Ok, you're completely not understanding this situation. They're old. They need help. Period. The only question is how they get the help they need, and the price. There is always a price.
Also understand they're not being frugal. They're being cheap. Frugal is not spending unnecessarily, and getting a good price on things you need. Cheap is not getting things you need. They need assistance. They're not getting it. That's cheap.
There are 4 basic paths this can go.
1. They move closer to family who can and will assist them.
2. You move closer to them.
3. They recognize that they need assistance and start paying for it.
4. No one moves, they don't get assistance.
Is #2 an option? Yes? Do it. No? Don't even mention it. It's not selfish to decline to uproot your life.
4 isn't an option. It'll result in illnesses, injuries, etc that will cost a bunch of extra money and that's assuming they survive whatever the original issue is. That's pennywise and pound foolish.

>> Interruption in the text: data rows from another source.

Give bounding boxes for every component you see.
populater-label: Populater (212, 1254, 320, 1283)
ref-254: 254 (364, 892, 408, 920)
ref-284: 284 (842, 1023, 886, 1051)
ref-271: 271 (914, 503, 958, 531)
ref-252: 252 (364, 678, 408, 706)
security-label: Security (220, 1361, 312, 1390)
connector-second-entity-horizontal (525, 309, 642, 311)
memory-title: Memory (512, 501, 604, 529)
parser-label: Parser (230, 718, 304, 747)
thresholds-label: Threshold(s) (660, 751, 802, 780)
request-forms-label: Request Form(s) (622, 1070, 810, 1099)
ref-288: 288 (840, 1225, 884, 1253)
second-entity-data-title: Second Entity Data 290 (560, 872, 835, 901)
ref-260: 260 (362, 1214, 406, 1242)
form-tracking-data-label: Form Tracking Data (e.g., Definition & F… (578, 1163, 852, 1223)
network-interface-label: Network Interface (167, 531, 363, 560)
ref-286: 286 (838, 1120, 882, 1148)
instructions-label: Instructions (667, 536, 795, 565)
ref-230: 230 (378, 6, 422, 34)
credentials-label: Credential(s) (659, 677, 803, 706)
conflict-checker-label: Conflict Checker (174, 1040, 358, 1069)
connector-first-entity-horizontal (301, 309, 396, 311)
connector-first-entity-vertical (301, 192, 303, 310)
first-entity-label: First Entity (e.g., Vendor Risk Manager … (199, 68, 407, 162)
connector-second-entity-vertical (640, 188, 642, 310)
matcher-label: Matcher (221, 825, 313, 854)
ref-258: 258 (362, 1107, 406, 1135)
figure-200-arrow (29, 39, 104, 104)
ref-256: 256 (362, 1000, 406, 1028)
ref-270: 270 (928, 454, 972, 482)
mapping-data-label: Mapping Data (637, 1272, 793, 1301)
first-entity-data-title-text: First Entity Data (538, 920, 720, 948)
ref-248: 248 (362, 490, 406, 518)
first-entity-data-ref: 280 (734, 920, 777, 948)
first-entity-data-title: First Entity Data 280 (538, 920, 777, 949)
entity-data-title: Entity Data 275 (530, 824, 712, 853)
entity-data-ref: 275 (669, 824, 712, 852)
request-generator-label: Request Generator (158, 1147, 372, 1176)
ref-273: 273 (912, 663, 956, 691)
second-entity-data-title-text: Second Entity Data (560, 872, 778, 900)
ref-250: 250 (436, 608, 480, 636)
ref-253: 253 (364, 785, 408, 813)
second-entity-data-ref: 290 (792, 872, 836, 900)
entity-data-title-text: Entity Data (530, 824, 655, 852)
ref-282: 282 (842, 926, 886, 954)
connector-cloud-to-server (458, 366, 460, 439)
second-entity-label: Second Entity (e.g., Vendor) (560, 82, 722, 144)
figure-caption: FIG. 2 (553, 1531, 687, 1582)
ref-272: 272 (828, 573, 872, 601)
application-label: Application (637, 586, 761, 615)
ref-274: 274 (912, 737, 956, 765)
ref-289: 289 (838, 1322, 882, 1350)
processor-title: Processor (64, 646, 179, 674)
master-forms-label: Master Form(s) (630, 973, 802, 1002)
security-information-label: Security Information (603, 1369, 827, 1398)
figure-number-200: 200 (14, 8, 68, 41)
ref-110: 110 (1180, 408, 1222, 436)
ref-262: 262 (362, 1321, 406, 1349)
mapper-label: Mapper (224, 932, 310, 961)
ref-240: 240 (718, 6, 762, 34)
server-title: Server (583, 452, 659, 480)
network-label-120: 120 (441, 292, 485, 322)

If you're not moving, you need to talk to them. Possibly as a nice big family, get everyone together. Discuss options with them. Since they want to leave money for the grandkids, you're going to need to pull the argument that the grandkids do not deserve a lifetime of guilt because their grandparents suffered in order to provide them with (presumably) unneeded money. Money is just money, and your parents are hurting themselves rather than spend it when they need it. Yes, reverse guilt trip them. The solutions are they they move, or they start spending some money for the help they need. The alternative is property damage/decay, unnecessary illnesses/injuries followed by medical costs, reduced quality of life, etc.
Also start helping them take advantage of any services/discounts they're eligible for. That will sooth the cheap side of their emotions.
If getting a social worker or some person who works with elderly people is an option, do it. Because they're used to dealing with people who need help and refuse to admit it, or pay for it, or whatever.